I'm puzzled why the builders put that plug there. It doesn't seem in the least logical or realistic considering there's water pipes all over. Especially given that we were told we couldn't have an over head light in the laundry area because of 'fire hazards'. Now honestly does that make sense to anyone? Anyway, I waited until John was coming up the drive before I plugged in that dishwasher. I figured if I got knocked to the ground by electrocution at least he'd find me in a timely manner, lol. As you can see, I had no such horror story to relate just a morbid imagination!
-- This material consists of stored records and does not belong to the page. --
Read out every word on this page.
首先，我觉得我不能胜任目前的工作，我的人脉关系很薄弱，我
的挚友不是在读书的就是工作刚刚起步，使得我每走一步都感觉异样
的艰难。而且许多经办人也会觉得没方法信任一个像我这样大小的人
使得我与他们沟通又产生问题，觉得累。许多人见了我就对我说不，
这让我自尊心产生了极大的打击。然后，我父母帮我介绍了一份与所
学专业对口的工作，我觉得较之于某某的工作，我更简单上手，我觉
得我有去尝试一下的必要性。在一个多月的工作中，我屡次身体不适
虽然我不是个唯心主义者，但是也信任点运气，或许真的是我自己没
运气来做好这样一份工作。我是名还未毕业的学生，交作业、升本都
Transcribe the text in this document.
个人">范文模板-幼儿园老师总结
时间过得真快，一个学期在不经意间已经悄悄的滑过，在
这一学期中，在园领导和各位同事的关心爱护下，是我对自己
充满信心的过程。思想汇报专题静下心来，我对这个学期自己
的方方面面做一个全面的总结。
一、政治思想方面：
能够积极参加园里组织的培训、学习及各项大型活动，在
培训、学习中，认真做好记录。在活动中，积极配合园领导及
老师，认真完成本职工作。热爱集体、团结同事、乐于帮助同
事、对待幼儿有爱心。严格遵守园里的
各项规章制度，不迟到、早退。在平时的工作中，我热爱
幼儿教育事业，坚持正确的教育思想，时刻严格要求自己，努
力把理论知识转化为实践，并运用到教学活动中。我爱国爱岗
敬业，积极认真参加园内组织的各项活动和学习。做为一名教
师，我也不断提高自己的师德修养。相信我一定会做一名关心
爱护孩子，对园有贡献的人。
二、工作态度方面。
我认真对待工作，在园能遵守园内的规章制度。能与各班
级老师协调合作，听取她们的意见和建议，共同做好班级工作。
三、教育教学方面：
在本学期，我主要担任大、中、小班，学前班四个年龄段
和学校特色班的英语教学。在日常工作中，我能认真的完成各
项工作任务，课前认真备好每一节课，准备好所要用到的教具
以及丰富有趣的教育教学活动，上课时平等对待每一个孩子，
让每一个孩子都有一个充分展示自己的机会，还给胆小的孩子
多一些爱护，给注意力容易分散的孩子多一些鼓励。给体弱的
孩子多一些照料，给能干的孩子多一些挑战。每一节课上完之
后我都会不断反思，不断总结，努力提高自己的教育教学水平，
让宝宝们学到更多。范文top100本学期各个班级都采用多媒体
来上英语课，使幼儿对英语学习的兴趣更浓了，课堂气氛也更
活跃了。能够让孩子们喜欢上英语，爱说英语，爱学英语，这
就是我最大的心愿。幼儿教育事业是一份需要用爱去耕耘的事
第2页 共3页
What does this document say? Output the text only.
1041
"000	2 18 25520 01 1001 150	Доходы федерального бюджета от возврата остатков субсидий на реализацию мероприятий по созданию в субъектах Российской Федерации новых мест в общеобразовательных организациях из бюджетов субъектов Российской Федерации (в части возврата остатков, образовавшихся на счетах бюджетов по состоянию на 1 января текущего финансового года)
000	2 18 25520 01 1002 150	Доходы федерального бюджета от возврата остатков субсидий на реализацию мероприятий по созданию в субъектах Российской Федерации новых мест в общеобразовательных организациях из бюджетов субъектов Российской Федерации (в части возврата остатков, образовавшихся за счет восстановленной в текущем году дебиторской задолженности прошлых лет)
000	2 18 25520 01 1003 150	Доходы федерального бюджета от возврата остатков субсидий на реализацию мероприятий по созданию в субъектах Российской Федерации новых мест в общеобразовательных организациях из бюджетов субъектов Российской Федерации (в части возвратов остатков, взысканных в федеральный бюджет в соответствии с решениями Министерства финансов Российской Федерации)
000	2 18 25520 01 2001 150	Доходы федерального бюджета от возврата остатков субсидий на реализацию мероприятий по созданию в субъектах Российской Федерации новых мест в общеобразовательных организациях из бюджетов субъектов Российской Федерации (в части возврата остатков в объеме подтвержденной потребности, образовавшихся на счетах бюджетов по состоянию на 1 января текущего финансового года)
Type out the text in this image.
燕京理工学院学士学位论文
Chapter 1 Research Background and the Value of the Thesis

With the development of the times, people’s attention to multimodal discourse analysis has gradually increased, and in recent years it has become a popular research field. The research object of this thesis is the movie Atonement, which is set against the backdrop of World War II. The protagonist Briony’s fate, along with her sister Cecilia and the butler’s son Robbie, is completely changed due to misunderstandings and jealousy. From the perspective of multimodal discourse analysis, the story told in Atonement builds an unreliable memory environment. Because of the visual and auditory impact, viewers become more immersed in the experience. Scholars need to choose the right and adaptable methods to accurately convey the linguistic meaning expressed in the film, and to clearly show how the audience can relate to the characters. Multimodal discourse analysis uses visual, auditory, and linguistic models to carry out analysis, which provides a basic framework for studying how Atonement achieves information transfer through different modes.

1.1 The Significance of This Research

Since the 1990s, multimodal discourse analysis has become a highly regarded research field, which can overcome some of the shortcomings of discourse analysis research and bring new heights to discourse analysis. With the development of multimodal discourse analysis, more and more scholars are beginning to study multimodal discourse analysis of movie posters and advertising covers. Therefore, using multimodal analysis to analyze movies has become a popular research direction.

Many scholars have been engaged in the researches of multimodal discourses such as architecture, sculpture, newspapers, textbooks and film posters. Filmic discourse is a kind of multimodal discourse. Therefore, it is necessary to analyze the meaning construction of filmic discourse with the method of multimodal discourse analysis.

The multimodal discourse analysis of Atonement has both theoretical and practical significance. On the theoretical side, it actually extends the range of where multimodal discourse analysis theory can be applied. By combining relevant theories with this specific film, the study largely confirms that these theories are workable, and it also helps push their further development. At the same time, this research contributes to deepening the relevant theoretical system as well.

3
I've spent the past 12 hours working on genealogy pages again. Still stuck on the same family segment I've been working on for months on end. I've located all but two of the children of that family but I'm just flat stuck on one. It's a 20 year old female and I suspect she married but finding any marriage record has proven crazy hard. Most marriage registries are set up by the name of the groom. Since I've no clue who the groom might be, I can't find her anywhere at all after 1870 when she was still at home with her father and several siblings. Today I resorted to reading an entire marriage registry from the county where she was listed in the 1870 census. No luck. When I tried a neighboring counties books I found the records were copies of the original faded spidery handwritten pages from the 1800's...Hard to read isn't the word for the level of difficulty they present on screen. However, as with most things, while looking for an elusive something in one area, I found a bit of gold in another. Her father, whom my mother assured me was a Methodist minister, indeed showed up on a document that was well hidden in the depths of pages as one of the first ministers of the community at the newly established church, placing him in the town at least 30 years before any census record that has been transcribed.
And that is the reason why I dig and dig and dig. It's a bit like any other game of chance, except, thus far, my research has all been free, done in leisure hours and hasn't cost a penny. But it's like winning big time to find one little nugget of information.
I do have goals for August, but I'm lazy now and sleepy and can't be bothered to get up to find them in the other room so I can share. In fact, I think I shall end here and take my good book and slip into bed. It's a little bit early for me, but perhaps, just maybe, I'll slip right off to sleep and wake up ready to tackle the chores that await me tomorrow.